My slow computer helped me find a bug

Recently, one of my smarty-pants colleagues (Yaron Shmueli) presented some groundbreaking work he’d done on encoding animated AVIFs containing transparency. If Cloudinary could transcode GIFs to animated AVIFs, we could save our customers and our customers’ customers mind-boggling amounts of bandwidth. Amazing! Fantastic!

Except! When I clicked the demo link, well, it looked terrible. Stuttering all over the place. Opening dev tools revealed a sea of dropped frames and long tasks.

Turns out, playing these animated AVIFs took far more CPU (relatively speaking) than the equivalent GIFs, for everybody. But my machine happened to be the oldest; it was the only one that couldn’t keep up with the frame rate. So, I was the only one who “saw” the issue.

Yaron filed a bug with Chrome. Which led to another bug, and a couple of patches. And now animated AVIFs are faster for everyone, forever.

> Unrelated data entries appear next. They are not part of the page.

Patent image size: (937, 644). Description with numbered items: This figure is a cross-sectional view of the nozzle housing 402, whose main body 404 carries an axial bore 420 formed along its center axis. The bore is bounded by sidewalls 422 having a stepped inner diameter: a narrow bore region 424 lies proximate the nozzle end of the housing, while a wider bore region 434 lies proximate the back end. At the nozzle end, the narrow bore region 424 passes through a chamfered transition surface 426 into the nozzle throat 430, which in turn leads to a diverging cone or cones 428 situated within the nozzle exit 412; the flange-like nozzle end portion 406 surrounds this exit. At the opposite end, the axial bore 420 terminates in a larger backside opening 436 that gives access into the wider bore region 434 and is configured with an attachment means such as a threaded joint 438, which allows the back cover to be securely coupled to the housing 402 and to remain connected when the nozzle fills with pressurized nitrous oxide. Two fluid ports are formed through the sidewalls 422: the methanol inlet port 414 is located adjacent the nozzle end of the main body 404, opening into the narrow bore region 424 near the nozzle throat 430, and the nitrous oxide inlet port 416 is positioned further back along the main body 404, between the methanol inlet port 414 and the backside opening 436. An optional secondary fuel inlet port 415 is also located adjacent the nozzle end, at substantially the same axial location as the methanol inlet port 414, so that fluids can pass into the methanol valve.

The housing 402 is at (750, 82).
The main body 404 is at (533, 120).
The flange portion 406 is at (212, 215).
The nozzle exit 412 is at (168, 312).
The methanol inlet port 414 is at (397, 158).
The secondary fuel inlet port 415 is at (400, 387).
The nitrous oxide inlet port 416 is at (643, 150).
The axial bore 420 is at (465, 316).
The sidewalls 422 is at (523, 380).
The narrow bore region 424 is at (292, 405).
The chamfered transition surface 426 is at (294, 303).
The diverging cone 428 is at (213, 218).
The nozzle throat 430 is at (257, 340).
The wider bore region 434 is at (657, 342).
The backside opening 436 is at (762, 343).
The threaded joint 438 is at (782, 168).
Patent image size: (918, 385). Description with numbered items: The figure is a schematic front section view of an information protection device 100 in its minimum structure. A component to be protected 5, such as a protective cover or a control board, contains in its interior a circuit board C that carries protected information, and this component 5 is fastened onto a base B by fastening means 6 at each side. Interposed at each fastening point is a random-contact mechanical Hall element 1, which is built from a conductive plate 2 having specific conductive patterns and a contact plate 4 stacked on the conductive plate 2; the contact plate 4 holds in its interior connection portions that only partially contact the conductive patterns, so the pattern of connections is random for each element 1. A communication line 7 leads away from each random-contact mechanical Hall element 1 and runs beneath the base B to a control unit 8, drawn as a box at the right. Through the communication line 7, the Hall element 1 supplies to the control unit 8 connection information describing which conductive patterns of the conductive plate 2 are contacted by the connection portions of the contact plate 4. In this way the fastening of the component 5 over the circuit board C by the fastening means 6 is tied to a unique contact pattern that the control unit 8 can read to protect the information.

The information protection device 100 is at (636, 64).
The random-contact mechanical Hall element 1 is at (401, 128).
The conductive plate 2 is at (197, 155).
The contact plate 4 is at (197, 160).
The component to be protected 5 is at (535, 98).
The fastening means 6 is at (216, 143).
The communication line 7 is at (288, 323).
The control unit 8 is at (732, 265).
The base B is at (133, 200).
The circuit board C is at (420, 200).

You hear about the importance of testing on slow machines. Good things happen when developers experience their software in the way that it is largely going to be experienced. It was notable and impactful to live this out.

And also, a new M1 MacBook Pro should be arriving at my house sometime this week. I can’t wait.

Update! My slow computer also helped me find this bug, probably!

Also the new M1 machine is fantastic.